Beatings, slapping, kicking, and other acts of brutality were part of the daily routine for the POWs. Several atrocities occurred on Palawan including the execution of four POWs who failed in two separate escape attempts. Six POWs were discovered stealing some food, and on December 1942, they were first beaten and jailed, then taken out and tied to a coconut tree. Each person was whipped with a wire whip then beaten with a wooden pole three inches in diameter. The prisoners were taken back to the brig and forced to stand at attention while a guard delivered blows to the face which rendered each man unconscious. They were then revived with water so the beatings could continue. Atrocities like this resulted in the Palawan Prison Camp attaining the highest percentage of attempted escapes of any POW camp in the Pacific. (History of the Defenders of the Philippines Guam and Wake Islands, Puducan, Kentucky: Turner Publishing Company, 1991, p. 73.)

POWs were ordered into shelters under close Japanese supervision. A group of 50-60 Japanese soldiers entered the compound armed with light machine guns, rifles, bayonets, grenades, dynamite, large buckets of gasoline, and torches. Each shelter was attacked; a bucket of gasoline was thrown into each trench followed by a torch. Full explosions were heard among the screams of dying American POWs, and the cheering of Japanese soldiers. Hand grenades followed the torches to ensure all POWs were dead. For those who escaped the inferno of the trenches, a deadly machine gun cross fire awaited them which caused several POWs to die hanging onto a barbed wire fence. (History of the Defenders of the Philippines Guam and Wake Islands, Puducan, Kentucky: Turner Publishing Company, 1991, p. 73.)

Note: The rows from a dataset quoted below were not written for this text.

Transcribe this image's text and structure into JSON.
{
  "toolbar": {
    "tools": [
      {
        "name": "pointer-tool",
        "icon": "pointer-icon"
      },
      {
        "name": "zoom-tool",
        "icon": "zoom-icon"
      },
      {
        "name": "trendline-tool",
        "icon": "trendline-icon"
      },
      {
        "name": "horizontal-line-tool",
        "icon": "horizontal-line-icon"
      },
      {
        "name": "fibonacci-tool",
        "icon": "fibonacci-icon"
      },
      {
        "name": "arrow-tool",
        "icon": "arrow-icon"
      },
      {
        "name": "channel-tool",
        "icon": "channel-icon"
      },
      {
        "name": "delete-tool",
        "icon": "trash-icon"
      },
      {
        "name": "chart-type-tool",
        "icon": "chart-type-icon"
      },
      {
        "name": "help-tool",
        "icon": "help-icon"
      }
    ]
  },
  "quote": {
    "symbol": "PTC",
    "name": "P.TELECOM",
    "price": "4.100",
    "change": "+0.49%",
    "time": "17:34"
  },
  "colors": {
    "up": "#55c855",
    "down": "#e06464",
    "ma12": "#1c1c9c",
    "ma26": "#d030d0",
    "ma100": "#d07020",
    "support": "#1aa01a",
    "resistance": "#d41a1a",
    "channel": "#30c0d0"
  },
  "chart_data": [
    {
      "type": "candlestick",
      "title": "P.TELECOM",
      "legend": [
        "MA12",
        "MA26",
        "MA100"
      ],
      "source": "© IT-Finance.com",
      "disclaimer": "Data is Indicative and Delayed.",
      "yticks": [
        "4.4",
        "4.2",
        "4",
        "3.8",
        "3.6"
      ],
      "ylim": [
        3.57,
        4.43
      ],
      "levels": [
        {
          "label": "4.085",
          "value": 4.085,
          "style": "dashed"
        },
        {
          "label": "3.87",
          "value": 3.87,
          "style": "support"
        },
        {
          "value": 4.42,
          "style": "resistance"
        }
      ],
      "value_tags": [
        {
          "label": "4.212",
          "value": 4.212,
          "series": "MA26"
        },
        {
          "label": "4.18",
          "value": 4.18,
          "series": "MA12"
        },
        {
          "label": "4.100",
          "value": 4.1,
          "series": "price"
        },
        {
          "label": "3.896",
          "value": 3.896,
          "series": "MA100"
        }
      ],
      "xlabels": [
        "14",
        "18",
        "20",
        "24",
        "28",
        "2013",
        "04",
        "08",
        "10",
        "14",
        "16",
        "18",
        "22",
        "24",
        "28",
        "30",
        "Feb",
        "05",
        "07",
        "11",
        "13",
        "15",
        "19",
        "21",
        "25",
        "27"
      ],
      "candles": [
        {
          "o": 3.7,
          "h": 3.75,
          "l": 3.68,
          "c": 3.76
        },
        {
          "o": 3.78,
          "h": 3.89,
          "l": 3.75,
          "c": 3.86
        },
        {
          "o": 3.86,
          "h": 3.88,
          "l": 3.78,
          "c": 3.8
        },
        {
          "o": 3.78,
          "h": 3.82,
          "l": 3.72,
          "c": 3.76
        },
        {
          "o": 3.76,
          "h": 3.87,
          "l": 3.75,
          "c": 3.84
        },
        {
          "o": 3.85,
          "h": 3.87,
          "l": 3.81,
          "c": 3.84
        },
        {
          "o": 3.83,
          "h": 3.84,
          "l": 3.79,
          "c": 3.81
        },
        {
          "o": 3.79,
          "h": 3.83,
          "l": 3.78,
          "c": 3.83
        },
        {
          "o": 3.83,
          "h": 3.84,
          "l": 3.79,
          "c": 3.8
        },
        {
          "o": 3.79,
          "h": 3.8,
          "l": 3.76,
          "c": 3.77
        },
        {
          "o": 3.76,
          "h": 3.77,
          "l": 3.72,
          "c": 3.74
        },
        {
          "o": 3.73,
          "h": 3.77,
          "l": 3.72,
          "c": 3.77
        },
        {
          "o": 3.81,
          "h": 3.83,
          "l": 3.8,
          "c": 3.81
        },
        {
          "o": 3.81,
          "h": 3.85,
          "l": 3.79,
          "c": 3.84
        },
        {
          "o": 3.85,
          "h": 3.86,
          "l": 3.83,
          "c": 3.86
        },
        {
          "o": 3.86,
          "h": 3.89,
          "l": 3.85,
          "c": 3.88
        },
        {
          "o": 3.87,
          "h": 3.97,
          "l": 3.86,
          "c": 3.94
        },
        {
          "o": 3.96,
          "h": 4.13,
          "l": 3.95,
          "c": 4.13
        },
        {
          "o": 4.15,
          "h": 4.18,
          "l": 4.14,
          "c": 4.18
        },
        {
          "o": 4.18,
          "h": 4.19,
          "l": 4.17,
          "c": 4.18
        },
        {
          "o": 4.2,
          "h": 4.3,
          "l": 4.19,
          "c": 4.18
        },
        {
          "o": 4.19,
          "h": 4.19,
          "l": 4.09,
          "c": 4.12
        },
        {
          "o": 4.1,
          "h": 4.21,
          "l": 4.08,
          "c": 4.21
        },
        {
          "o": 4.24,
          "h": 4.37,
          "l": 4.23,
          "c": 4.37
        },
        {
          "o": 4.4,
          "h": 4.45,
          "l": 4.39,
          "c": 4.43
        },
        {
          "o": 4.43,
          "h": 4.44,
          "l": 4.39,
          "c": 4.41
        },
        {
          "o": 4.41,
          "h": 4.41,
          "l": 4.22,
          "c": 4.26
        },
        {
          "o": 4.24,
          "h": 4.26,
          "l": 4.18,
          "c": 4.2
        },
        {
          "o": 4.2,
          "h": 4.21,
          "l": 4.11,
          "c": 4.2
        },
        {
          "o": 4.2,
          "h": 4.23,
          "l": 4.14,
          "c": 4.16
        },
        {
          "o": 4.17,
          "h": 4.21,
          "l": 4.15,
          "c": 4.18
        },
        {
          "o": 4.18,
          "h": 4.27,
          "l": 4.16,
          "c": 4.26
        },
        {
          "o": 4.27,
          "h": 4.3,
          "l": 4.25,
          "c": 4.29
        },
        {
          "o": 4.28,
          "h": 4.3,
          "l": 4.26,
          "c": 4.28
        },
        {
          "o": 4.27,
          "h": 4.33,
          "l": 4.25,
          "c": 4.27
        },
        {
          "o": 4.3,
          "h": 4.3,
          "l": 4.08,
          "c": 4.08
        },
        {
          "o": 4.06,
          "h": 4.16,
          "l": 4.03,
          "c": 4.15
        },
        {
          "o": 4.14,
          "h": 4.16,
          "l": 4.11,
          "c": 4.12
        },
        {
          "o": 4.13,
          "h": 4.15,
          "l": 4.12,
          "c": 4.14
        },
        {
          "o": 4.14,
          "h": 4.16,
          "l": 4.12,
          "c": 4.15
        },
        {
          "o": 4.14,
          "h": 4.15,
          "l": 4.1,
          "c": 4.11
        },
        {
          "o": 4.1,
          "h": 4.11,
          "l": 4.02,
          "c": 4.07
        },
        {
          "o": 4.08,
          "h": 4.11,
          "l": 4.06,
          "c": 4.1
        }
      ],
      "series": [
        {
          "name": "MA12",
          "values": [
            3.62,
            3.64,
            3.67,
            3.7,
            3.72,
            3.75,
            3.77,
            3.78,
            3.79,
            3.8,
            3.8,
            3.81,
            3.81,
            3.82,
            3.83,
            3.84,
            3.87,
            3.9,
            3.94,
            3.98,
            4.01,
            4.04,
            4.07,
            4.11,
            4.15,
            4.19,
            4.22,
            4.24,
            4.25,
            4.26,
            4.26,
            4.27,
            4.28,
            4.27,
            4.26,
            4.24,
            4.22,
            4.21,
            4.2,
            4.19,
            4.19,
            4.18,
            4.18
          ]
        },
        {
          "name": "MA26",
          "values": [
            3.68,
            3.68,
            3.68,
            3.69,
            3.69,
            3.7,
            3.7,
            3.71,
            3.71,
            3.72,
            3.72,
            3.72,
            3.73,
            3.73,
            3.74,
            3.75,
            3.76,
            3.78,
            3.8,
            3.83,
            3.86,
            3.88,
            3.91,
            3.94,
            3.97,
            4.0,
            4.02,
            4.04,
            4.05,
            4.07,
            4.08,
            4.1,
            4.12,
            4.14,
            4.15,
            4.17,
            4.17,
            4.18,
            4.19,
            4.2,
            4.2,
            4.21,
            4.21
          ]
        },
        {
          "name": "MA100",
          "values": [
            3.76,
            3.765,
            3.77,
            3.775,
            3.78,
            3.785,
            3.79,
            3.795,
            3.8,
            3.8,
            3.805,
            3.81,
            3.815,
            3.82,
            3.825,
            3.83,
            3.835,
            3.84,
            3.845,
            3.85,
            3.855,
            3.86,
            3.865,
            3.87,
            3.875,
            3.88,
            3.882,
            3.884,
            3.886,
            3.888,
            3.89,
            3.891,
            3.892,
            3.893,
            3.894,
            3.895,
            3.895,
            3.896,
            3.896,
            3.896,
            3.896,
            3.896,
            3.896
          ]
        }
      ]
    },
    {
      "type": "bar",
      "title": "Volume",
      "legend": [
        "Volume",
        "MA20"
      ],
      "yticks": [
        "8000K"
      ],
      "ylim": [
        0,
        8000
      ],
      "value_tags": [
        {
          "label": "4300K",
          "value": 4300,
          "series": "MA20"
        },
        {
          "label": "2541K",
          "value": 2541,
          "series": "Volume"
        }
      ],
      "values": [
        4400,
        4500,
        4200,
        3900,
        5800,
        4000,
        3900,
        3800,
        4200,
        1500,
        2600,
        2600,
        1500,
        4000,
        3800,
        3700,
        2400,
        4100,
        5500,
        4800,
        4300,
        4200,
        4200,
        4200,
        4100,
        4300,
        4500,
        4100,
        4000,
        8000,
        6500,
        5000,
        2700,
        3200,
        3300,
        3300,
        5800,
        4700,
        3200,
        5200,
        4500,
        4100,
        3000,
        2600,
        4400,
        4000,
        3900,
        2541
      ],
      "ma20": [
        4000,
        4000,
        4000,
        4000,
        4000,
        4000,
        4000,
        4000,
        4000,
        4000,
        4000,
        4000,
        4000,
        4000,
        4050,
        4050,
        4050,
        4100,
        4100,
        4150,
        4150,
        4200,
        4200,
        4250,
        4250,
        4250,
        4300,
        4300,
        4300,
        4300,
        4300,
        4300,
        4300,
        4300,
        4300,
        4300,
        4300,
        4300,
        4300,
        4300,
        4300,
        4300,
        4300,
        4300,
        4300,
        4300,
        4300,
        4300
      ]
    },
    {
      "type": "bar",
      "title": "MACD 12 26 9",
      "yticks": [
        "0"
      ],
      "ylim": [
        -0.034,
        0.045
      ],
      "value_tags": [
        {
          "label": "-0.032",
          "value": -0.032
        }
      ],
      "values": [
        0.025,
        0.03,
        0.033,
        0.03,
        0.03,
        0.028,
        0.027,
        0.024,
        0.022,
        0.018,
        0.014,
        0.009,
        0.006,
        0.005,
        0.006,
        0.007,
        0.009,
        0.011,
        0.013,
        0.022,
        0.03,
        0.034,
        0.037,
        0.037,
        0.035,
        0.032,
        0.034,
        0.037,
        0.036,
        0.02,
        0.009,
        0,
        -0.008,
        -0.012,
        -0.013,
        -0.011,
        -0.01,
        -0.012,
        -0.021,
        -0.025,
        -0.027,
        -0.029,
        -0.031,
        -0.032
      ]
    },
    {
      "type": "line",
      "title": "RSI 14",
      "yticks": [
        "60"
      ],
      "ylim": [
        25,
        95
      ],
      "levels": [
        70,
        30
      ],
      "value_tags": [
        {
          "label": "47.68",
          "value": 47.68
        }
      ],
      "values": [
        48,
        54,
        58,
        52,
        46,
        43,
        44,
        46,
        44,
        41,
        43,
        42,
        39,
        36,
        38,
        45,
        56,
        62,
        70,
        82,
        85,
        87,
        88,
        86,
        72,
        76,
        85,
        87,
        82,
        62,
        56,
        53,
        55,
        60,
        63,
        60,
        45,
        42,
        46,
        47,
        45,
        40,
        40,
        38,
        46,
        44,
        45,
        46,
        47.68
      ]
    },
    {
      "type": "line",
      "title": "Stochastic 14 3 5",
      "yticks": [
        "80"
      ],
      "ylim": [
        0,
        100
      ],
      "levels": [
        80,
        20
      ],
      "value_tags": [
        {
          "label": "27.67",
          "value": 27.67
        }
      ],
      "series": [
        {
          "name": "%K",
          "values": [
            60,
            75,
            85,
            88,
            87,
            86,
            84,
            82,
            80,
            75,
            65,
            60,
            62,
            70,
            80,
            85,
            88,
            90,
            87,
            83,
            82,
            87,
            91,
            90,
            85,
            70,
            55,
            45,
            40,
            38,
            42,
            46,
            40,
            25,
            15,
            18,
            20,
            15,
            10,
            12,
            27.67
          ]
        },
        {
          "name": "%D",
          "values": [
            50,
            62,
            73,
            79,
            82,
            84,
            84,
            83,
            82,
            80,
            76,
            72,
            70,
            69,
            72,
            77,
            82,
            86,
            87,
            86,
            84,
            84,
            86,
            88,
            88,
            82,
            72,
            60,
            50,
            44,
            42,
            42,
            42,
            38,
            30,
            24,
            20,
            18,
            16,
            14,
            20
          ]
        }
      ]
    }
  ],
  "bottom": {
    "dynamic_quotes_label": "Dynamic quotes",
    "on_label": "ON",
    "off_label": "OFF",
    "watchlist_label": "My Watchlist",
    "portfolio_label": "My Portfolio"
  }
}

Those who suffered at the hands of the Japanese government, like the POWs of Palawan, received some retribution at the War Crime Trials held in Manila and Tokyo after the end of World War II. Altogether, 5,000 Japanese were arrested for individual acts of brutality which had taken the lives of over a half million people from Asia and the United States. About 4,000 Japanese were brought to trial. Of the 4,000, 800 were acquitted, 2,400 were sentenced to three years or more in prison, and 809 were executed. Tojo, the Premier (First in rank) of Japan and seven of his officials were sentenced to hang. General Yamishita the commanding officer on the Palawan Island and General Homma, director of the Army against the United States in the Philippines, were tried by the War Crimes Tribunal in Manila. Yamashita was found guilty of permitting brutal atrocities and other high crimes against Americans and Filipinos on the Philippines. Among the major charges against him were responsibility for the brutalities at Pasay School and the Palawan Massacre, as well as widespread slaughter of Filipino men and women in Manila. General Homma was held responsible for Japanese atrocities at the beginning of the war, the Bataan Death March, and Camp O'Donnell. Both Yamashita and Homma were found guilty and sentenced to death. Yamashita was hanged in February, 1946 while Homma died in front of a firing squad in April, 1946. (History of the Defenders of the Philippines Guam and Wake Islands, Puducan, Kentucky: Turner Publishing Company, 1991, p. 81.)
 
The Japanese conduct in Manila in 1945 was atrocious. Barbaric behavior was the norm.

Gen. Yamashita had ordered his troops NOT to engage in such behavior, but for whatever reason, they did.